The Evers administration will submit a new plan Thursday, even though Republicans had asked them to do so sooner. Republicans have yet to offer one of their own.

With no COVID-19 policies in place, bars, restaurants and concert halls are allowed to reopen — unless local officials implement their own restrictions. That raises the prospect of a patchwork of policies, with rules varying significantly from one county to the next.

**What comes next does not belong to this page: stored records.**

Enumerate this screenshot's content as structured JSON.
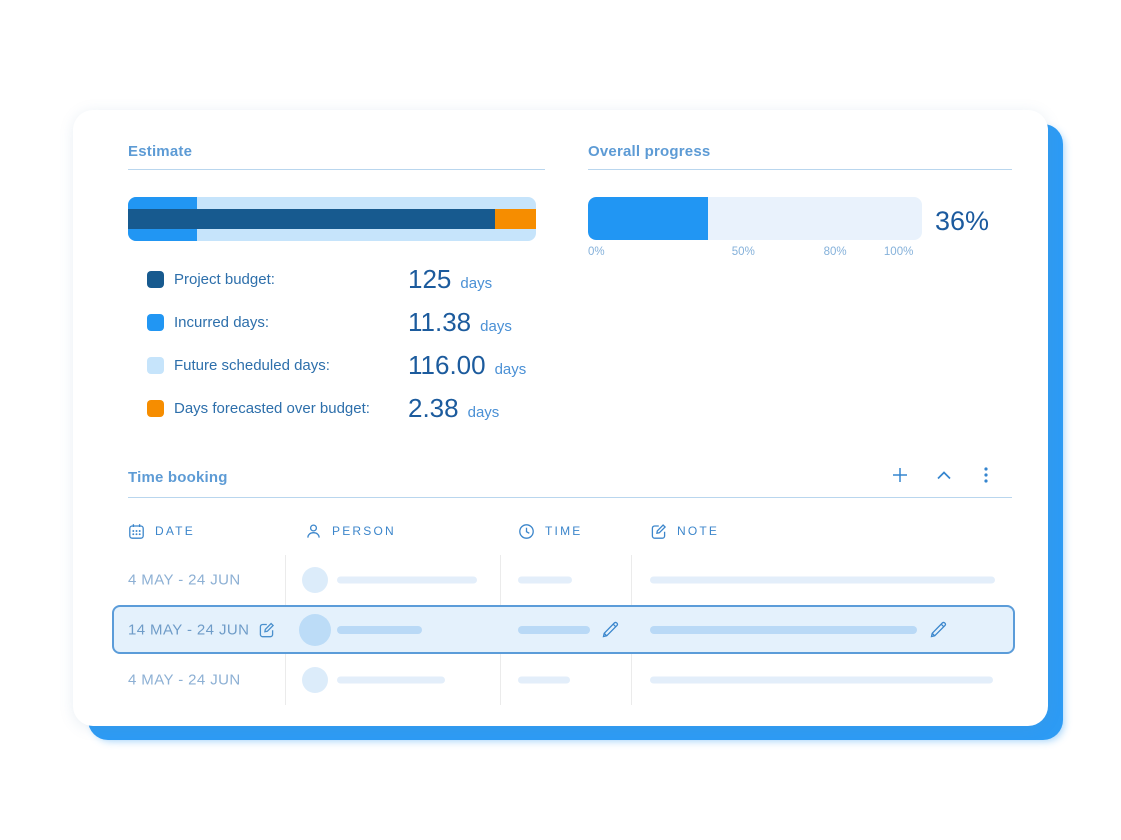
{
  "colors": {
    "accent_blue": "#2196f3",
    "budget_dark_blue": "#175a8f",
    "scheduled_light_blue": "#c6e4fb",
    "over_budget_orange": "#f68d00",
    "shadow_blue": "#2d9bf4",
    "selected_row_border": "#5b9cd9"
  },
  "estimate": {
    "title": "Estimate",
    "bar": {
      "incurred_pct": 17,
      "budget_pct": 90,
      "over_pct": 10
    },
    "legend": [
      {
        "label": "Project budget:",
        "value": "125",
        "unit": "days",
        "swatch": "#175a8f"
      },
      {
        "label": "Incurred days:",
        "value": "11.38",
        "unit": "days",
        "swatch": "#2196f3"
      },
      {
        "label": "Future scheduled days:",
        "value": "116.00",
        "unit": "days",
        "swatch": "#c6e4fb"
      },
      {
        "label": "Days forecasted over budget:",
        "value": "2.38",
        "unit": "days",
        "swatch": "#f68d00"
      }
    ]
  },
  "overall_progress": {
    "title": "Overall progress",
    "percent": 36,
    "percent_label": "36%",
    "ticks": [
      {
        "label": "0%",
        "pos": 0
      },
      {
        "label": "50%",
        "pos": 46.5
      },
      {
        "label": "80%",
        "pos": 74
      },
      {
        "label": "100%",
        "pos": 93
      }
    ]
  },
  "time_booking": {
    "title": "Time booking",
    "actions": [
      {
        "name": "add",
        "icon": "plus-icon"
      },
      {
        "name": "collapse",
        "icon": "chevron-up-icon"
      },
      {
        "name": "menu",
        "icon": "kebab-menu-icon"
      }
    ],
    "columns": [
      {
        "label": "DATE",
        "icon": "calendar-icon"
      },
      {
        "label": "PERSON",
        "icon": "person-icon"
      },
      {
        "label": "TIME",
        "icon": "clock-icon"
      },
      {
        "label": "NOTE",
        "icon": "note-icon"
      }
    ],
    "rows": [
      {
        "date": "4 MAY - 24 JUN",
        "selected": false
      },
      {
        "date": "14 MAY - 24 JUN",
        "selected": true
      },
      {
        "date": "4 MAY - 24 JUN",
        "selected": false
      }
    ]
  }
}
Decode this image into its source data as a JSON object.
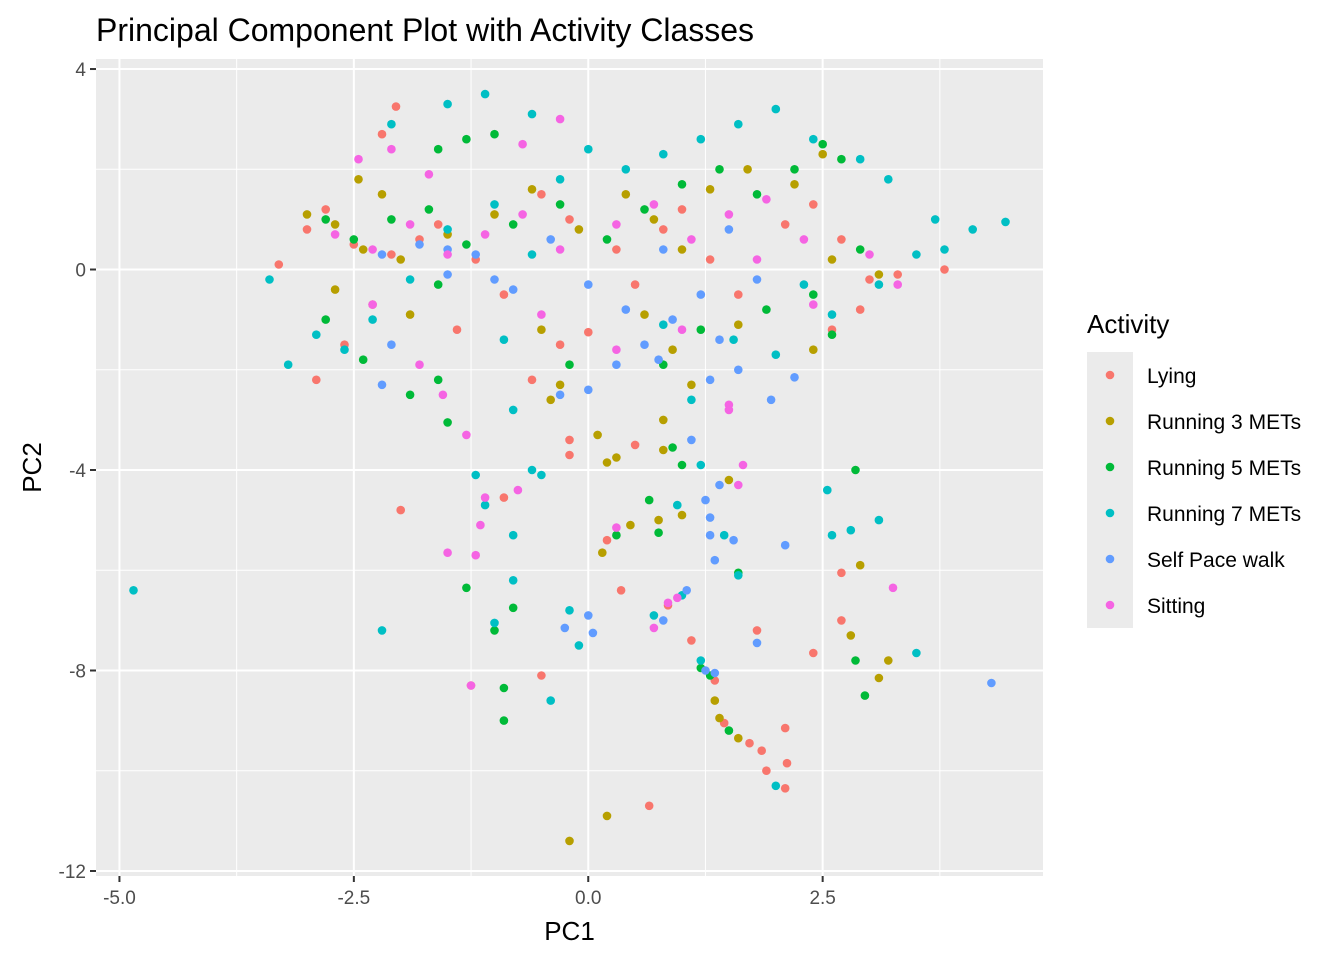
{
  "chart_data": {
    "type": "scatter",
    "title": "Principal Component Plot with Activity Classes",
    "xlabel": "PC1",
    "ylabel": "PC2",
    "xlim": [
      -5.25,
      4.85
    ],
    "ylim": [
      -12.1,
      4.2
    ],
    "x_ticks": [
      -5.0,
      -2.5,
      0.0,
      2.5
    ],
    "x_tick_labels": [
      "-5.0",
      "-2.5",
      "0.0",
      "2.5"
    ],
    "y_ticks": [
      4,
      0,
      -4,
      -8,
      -12
    ],
    "y_tick_labels": [
      "4",
      "0",
      "-4",
      "-8",
      "-12"
    ],
    "grid": true,
    "panel_background": "#ebebeb",
    "legend": {
      "title": "Activity",
      "placement": "right",
      "entries": [
        "Lying",
        "Running 3 METs",
        "Running 5 METs",
        "Running 7 METs",
        "Self Pace walk",
        "Sitting"
      ]
    },
    "series": [
      {
        "name": "Lying",
        "color": "#F8766D",
        "points": [
          [
            -2.05,
            3.25
          ],
          [
            -2.2,
            2.7
          ],
          [
            -3.3,
            0.1
          ],
          [
            -3.0,
            0.8
          ],
          [
            -2.8,
            1.2
          ],
          [
            -2.5,
            0.5
          ],
          [
            -2.1,
            0.3
          ],
          [
            -1.8,
            0.6
          ],
          [
            -1.6,
            0.9
          ],
          [
            -1.2,
            0.2
          ],
          [
            -0.9,
            -0.5
          ],
          [
            -1.4,
            -1.2
          ],
          [
            -2.9,
            -2.2
          ],
          [
            -2.6,
            -1.5
          ],
          [
            -2.3,
            -0.7
          ],
          [
            -0.5,
            1.5
          ],
          [
            -0.2,
            1.0
          ],
          [
            0.3,
            0.4
          ],
          [
            0.5,
            -0.3
          ],
          [
            0.8,
            0.8
          ],
          [
            1.0,
            1.2
          ],
          [
            1.3,
            0.2
          ],
          [
            1.6,
            -0.5
          ],
          [
            2.1,
            0.9
          ],
          [
            2.4,
            1.3
          ],
          [
            2.7,
            0.6
          ],
          [
            3.0,
            -0.2
          ],
          [
            3.3,
            -0.1
          ],
          [
            3.8,
            0.0
          ],
          [
            2.9,
            -0.8
          ],
          [
            2.6,
            -1.2
          ],
          [
            -0.6,
            -2.2
          ],
          [
            -0.3,
            -1.5
          ],
          [
            -0.2,
            -3.7
          ],
          [
            0.5,
            -3.5
          ],
          [
            0.2,
            -5.4
          ],
          [
            0.35,
            -6.4
          ],
          [
            0.85,
            -6.7
          ],
          [
            1.1,
            -7.4
          ],
          [
            1.35,
            -8.2
          ],
          [
            1.45,
            -9.05
          ],
          [
            1.72,
            -9.45
          ],
          [
            1.85,
            -9.6
          ],
          [
            1.9,
            -10.0
          ],
          [
            2.1,
            -10.35
          ],
          [
            2.12,
            -9.85
          ],
          [
            2.1,
            -9.15
          ],
          [
            2.4,
            -7.65
          ],
          [
            2.7,
            -7.0
          ],
          [
            2.7,
            -6.05
          ],
          [
            -0.5,
            -8.1
          ],
          [
            -1.25,
            -8.3
          ],
          [
            0.65,
            -10.7
          ],
          [
            -2.0,
            -4.8
          ],
          [
            -0.9,
            -4.55
          ],
          [
            -0.2,
            -3.4
          ],
          [
            1.8,
            -7.2
          ],
          [
            0.0,
            -1.25
          ]
        ]
      },
      {
        "name": "Running 3 METs",
        "color": "#B79F00",
        "points": [
          [
            -2.45,
            1.8
          ],
          [
            -2.2,
            1.5
          ],
          [
            -3.0,
            1.1
          ],
          [
            -2.7,
            0.9
          ],
          [
            -2.4,
            0.4
          ],
          [
            -2.0,
            0.2
          ],
          [
            -1.5,
            0.7
          ],
          [
            -1.0,
            1.1
          ],
          [
            -0.6,
            1.6
          ],
          [
            -0.1,
            0.8
          ],
          [
            0.4,
            1.5
          ],
          [
            0.7,
            1.0
          ],
          [
            1.0,
            0.4
          ],
          [
            1.3,
            1.6
          ],
          [
            1.7,
            2.0
          ],
          [
            2.2,
            1.7
          ],
          [
            2.5,
            2.3
          ],
          [
            0.6,
            -0.9
          ],
          [
            0.9,
            -1.6
          ],
          [
            1.1,
            -2.3
          ],
          [
            0.8,
            -3.0
          ],
          [
            -0.5,
            -1.2
          ],
          [
            -0.4,
            -2.6
          ],
          [
            -0.3,
            -2.3
          ],
          [
            0.1,
            -3.3
          ],
          [
            0.2,
            -3.85
          ],
          [
            0.3,
            -3.75
          ],
          [
            0.15,
            -5.65
          ],
          [
            0.45,
            -5.1
          ],
          [
            0.75,
            -5.0
          ],
          [
            1.5,
            -4.2
          ],
          [
            2.9,
            -5.9
          ],
          [
            2.8,
            -7.3
          ],
          [
            3.2,
            -7.8
          ],
          [
            3.1,
            -8.15
          ],
          [
            1.35,
            -8.6
          ],
          [
            1.4,
            -8.95
          ],
          [
            1.6,
            -9.35
          ],
          [
            0.2,
            -10.9
          ],
          [
            -0.2,
            -11.4
          ],
          [
            0.8,
            -3.6
          ],
          [
            1.0,
            -4.9
          ],
          [
            2.6,
            0.2
          ],
          [
            3.1,
            -0.1
          ],
          [
            2.4,
            -1.6
          ],
          [
            1.6,
            -1.1
          ],
          [
            -1.9,
            -0.9
          ],
          [
            -2.7,
            -0.4
          ]
        ]
      },
      {
        "name": "Running 5 METs",
        "color": "#00BA38",
        "points": [
          [
            -1.6,
            2.4
          ],
          [
            -1.3,
            2.6
          ],
          [
            -1.0,
            2.7
          ],
          [
            -2.8,
            1.0
          ],
          [
            -2.5,
            0.6
          ],
          [
            -2.1,
            1.0
          ],
          [
            -1.7,
            1.2
          ],
          [
            -1.3,
            0.5
          ],
          [
            -0.8,
            0.9
          ],
          [
            -0.3,
            1.3
          ],
          [
            0.2,
            0.6
          ],
          [
            0.6,
            1.2
          ],
          [
            1.0,
            1.7
          ],
          [
            1.4,
            2.0
          ],
          [
            1.8,
            1.5
          ],
          [
            2.2,
            2.0
          ],
          [
            2.5,
            2.5
          ],
          [
            2.7,
            2.2
          ],
          [
            -2.8,
            -1.0
          ],
          [
            -2.4,
            -1.8
          ],
          [
            -1.9,
            -2.5
          ],
          [
            -1.6,
            -2.2
          ],
          [
            -1.5,
            -3.05
          ],
          [
            -1.3,
            -6.35
          ],
          [
            -1.0,
            -7.2
          ],
          [
            -0.8,
            -6.75
          ],
          [
            -0.9,
            -8.35
          ],
          [
            -0.9,
            -9.0
          ],
          [
            0.3,
            -5.3
          ],
          [
            0.75,
            -5.25
          ],
          [
            1.0,
            -3.9
          ],
          [
            0.8,
            -1.9
          ],
          [
            1.2,
            -1.2
          ],
          [
            1.6,
            -6.05
          ],
          [
            1.2,
            -7.95
          ],
          [
            1.3,
            -8.1
          ],
          [
            1.5,
            -9.2
          ],
          [
            2.85,
            -4.0
          ],
          [
            2.85,
            -7.8
          ],
          [
            2.95,
            -8.5
          ],
          [
            2.6,
            -1.3
          ],
          [
            2.9,
            0.4
          ],
          [
            2.4,
            -0.5
          ],
          [
            1.9,
            -0.8
          ],
          [
            0.9,
            -3.55
          ],
          [
            0.65,
            -4.6
          ],
          [
            -0.2,
            -1.9
          ],
          [
            -1.6,
            -0.3
          ]
        ]
      },
      {
        "name": "Running 7 METs",
        "color": "#00BFC4",
        "points": [
          [
            -1.5,
            3.3
          ],
          [
            -1.1,
            3.5
          ],
          [
            -0.6,
            3.1
          ],
          [
            -2.1,
            2.9
          ],
          [
            -3.4,
            -0.2
          ],
          [
            -3.2,
            -1.9
          ],
          [
            -2.9,
            -1.3
          ],
          [
            -2.6,
            -1.6
          ],
          [
            -2.3,
            -1.0
          ],
          [
            -1.9,
            -0.2
          ],
          [
            -1.5,
            0.8
          ],
          [
            -1.0,
            1.3
          ],
          [
            -0.6,
            0.3
          ],
          [
            -0.3,
            1.8
          ],
          [
            0.0,
            2.4
          ],
          [
            0.4,
            2.0
          ],
          [
            0.8,
            2.3
          ],
          [
            1.2,
            2.6
          ],
          [
            1.6,
            2.9
          ],
          [
            2.0,
            3.2
          ],
          [
            2.4,
            2.6
          ],
          [
            2.9,
            2.2
          ],
          [
            3.2,
            1.8
          ],
          [
            3.7,
            1.0
          ],
          [
            4.1,
            0.8
          ],
          [
            4.45,
            0.95
          ],
          [
            3.5,
            0.3
          ],
          [
            3.1,
            -0.3
          ],
          [
            2.6,
            -0.9
          ],
          [
            -0.9,
            -1.4
          ],
          [
            -0.8,
            -2.8
          ],
          [
            -1.2,
            -4.1
          ],
          [
            -1.1,
            -4.7
          ],
          [
            -0.8,
            -5.3
          ],
          [
            -0.5,
            -4.1
          ],
          [
            -0.6,
            -4.0
          ],
          [
            -0.8,
            -6.2
          ],
          [
            -1.0,
            -7.05
          ],
          [
            -0.4,
            -8.6
          ],
          [
            -0.2,
            -6.8
          ],
          [
            -0.1,
            -7.5
          ],
          [
            0.7,
            -6.9
          ],
          [
            1.0,
            -6.5
          ],
          [
            1.2,
            -7.8
          ],
          [
            1.45,
            -5.3
          ],
          [
            1.6,
            -6.1
          ],
          [
            2.0,
            -10.3
          ],
          [
            2.55,
            -4.4
          ],
          [
            2.6,
            -5.3
          ],
          [
            2.8,
            -5.2
          ],
          [
            3.1,
            -5.0
          ],
          [
            3.5,
            -7.65
          ],
          [
            -2.2,
            -7.2
          ],
          [
            -4.85,
            -6.4
          ],
          [
            0.8,
            -1.1
          ],
          [
            1.1,
            -2.6
          ],
          [
            1.2,
            -3.9
          ],
          [
            0.95,
            -4.7
          ],
          [
            1.55,
            -1.4
          ],
          [
            2.3,
            -0.3
          ],
          [
            3.8,
            0.4
          ],
          [
            2.0,
            -1.7
          ]
        ]
      },
      {
        "name": "Self Pace walk",
        "color": "#619CFF",
        "points": [
          [
            -2.2,
            0.3
          ],
          [
            -1.8,
            0.5
          ],
          [
            -1.5,
            -0.1
          ],
          [
            -1.2,
            0.3
          ],
          [
            -0.8,
            -0.4
          ],
          [
            -0.4,
            0.6
          ],
          [
            0.0,
            -0.3
          ],
          [
            0.4,
            -0.8
          ],
          [
            0.8,
            0.4
          ],
          [
            1.2,
            -0.5
          ],
          [
            1.5,
            0.8
          ],
          [
            1.8,
            -0.2
          ],
          [
            -0.3,
            -2.5
          ],
          [
            0.0,
            -2.4
          ],
          [
            0.3,
            -1.9
          ],
          [
            0.6,
            -1.5
          ],
          [
            0.9,
            -1.0
          ],
          [
            1.3,
            -2.2
          ],
          [
            1.6,
            -2.0
          ],
          [
            1.95,
            -2.6
          ],
          [
            2.2,
            -2.15
          ],
          [
            -2.2,
            -2.3
          ],
          [
            -2.1,
            -1.5
          ],
          [
            1.1,
            -3.4
          ],
          [
            1.25,
            -4.6
          ],
          [
            1.3,
            -5.3
          ],
          [
            1.35,
            -5.8
          ],
          [
            1.3,
            -4.95
          ],
          [
            1.4,
            -4.3
          ],
          [
            1.55,
            -5.4
          ],
          [
            2.1,
            -5.5
          ],
          [
            0.0,
            -6.9
          ],
          [
            0.05,
            -7.25
          ],
          [
            -0.25,
            -7.15
          ],
          [
            0.8,
            -7.0
          ],
          [
            1.05,
            -6.4
          ],
          [
            1.25,
            -8.0
          ],
          [
            1.35,
            -8.05
          ],
          [
            1.8,
            -7.45
          ],
          [
            4.3,
            -8.25
          ],
          [
            0.75,
            -1.8
          ],
          [
            1.4,
            -1.4
          ],
          [
            -1.0,
            -0.2
          ],
          [
            -1.5,
            0.4
          ]
        ]
      },
      {
        "name": "Sitting",
        "color": "#F564E3",
        "points": [
          [
            -2.45,
            2.2
          ],
          [
            -2.1,
            2.4
          ],
          [
            -1.7,
            1.9
          ],
          [
            -2.7,
            0.7
          ],
          [
            -2.3,
            0.4
          ],
          [
            -1.9,
            0.9
          ],
          [
            -1.5,
            0.3
          ],
          [
            -1.1,
            0.7
          ],
          [
            -0.7,
            1.1
          ],
          [
            -0.3,
            0.4
          ],
          [
            0.3,
            0.9
          ],
          [
            0.7,
            1.3
          ],
          [
            1.1,
            0.6
          ],
          [
            1.5,
            1.1
          ],
          [
            1.9,
            1.4
          ],
          [
            2.3,
            0.6
          ],
          [
            3.0,
            0.3
          ],
          [
            3.3,
            -0.3
          ],
          [
            -0.5,
            -0.9
          ],
          [
            -0.7,
            2.5
          ],
          [
            -0.3,
            3.0
          ],
          [
            -1.8,
            -1.9
          ],
          [
            -1.55,
            -2.5
          ],
          [
            -1.3,
            -3.3
          ],
          [
            -1.1,
            -4.55
          ],
          [
            -1.15,
            -5.1
          ],
          [
            -1.5,
            -5.65
          ],
          [
            -1.2,
            -5.7
          ],
          [
            -0.75,
            -4.4
          ],
          [
            0.3,
            -5.15
          ],
          [
            0.85,
            -6.65
          ],
          [
            0.95,
            -6.55
          ],
          [
            1.5,
            -2.8
          ],
          [
            1.6,
            -4.3
          ],
          [
            1.65,
            -3.9
          ],
          [
            3.25,
            -6.35
          ],
          [
            -1.25,
            -8.3
          ],
          [
            0.7,
            -7.15
          ],
          [
            0.3,
            -1.6
          ],
          [
            1.0,
            -1.2
          ],
          [
            1.5,
            -2.7
          ],
          [
            -2.3,
            -0.7
          ],
          [
            2.4,
            -0.7
          ],
          [
            1.8,
            0.2
          ]
        ]
      }
    ]
  }
}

The court issued its decision a month after Kelly lost his seat on the court. He will be replaced in August by Dane County Circuit Judge Jill Karofsky, a liberal who beat him by 10 points in the April 7 election. 

Senate Majority Leader Scott Fitzgerald of Juneau, who brought the lawsuit with Assembly Speaker Robin Vos of Rochester, said in an interview that it was Evers who “set the table for chaos” by lifting restrictions on retail businesses this week instead of following his own reopening plan that required certain benchmarks to be met first. 

“The public started to become skeptical,” he said.

Naturally, the governor had a negative reaction to the court’s decision. He even predicted Wisconsin would become the “Wild West” now that his orders have been removed. 

Clearly Governor Evers doesn’t trust his own citizens to take matters into their own hands to limit the spread of COVID.

Here’s a clip of the governor’s pessimistic reaction on MSNBC:

Many reactions on Twitter were positive with regard to the ruling:

Watch Fox News’ in Milwaukee full report on the ruling:

It’s a slap in the face to Wisconsin residents that the governor believes without his orders, chaos will ensue.

Businesses around the country have been working like crazy, many without any orders from the government, to ensure customers and clients are safe.

CBS in West Virginia reported on the extra precautions businesses are taking on themselves, absent any orders from the governor:

Monday was the day, as a number of businesses were able to re-open their doors to customers following Governor Jim Justice’s “comeback” blueprint. While things may be re-opening, that doesn’t mean everything looks the same as it did, two months ago.

For customers at The Blend in South Charleston, changes have started before you even walk in.

“It’s a little overwhelming,” owner Teddy Atkins says.

The waiting room is now closed. Instead, customers have to wait in their cars. Once they come in, they must immediately wash their hands. They also have a limit to the number of clients allowed in at once. That helps maintain social distancing guidelines but it also gives Atkins and his staff more time to “decontaminate.”

“We are obviously througly cleaning with a cleanser and then going back with hospital grade disinfectant,” he says. “Which helps to save us a little time.”

Customers must also sign a COVID-19 waiver. It’s emailed to your phone, to limit exposure.

“We are trying to satisfy our clients, but at the same time, we are trying to protect them,” Atkins says. “We want to do this in the best and safest way possible.”

Just down the road, at Dr. Scott Eder’s dentistry office, patients must wait in their cars too.

A COVID-19 waiver is required here as well, in addition to a wellness questionnaire. They also check temperatures before a person can enter the office.

“This is kind of the new normal for us, for the foreseeable futures,” Dr. Eder says. “Maybe forever, who knows.”

They’ve increased the level of personal protection equipment that stuff must wear — including gowns, gloves, masks and goggles. They also limit the number of patients that can enter at once.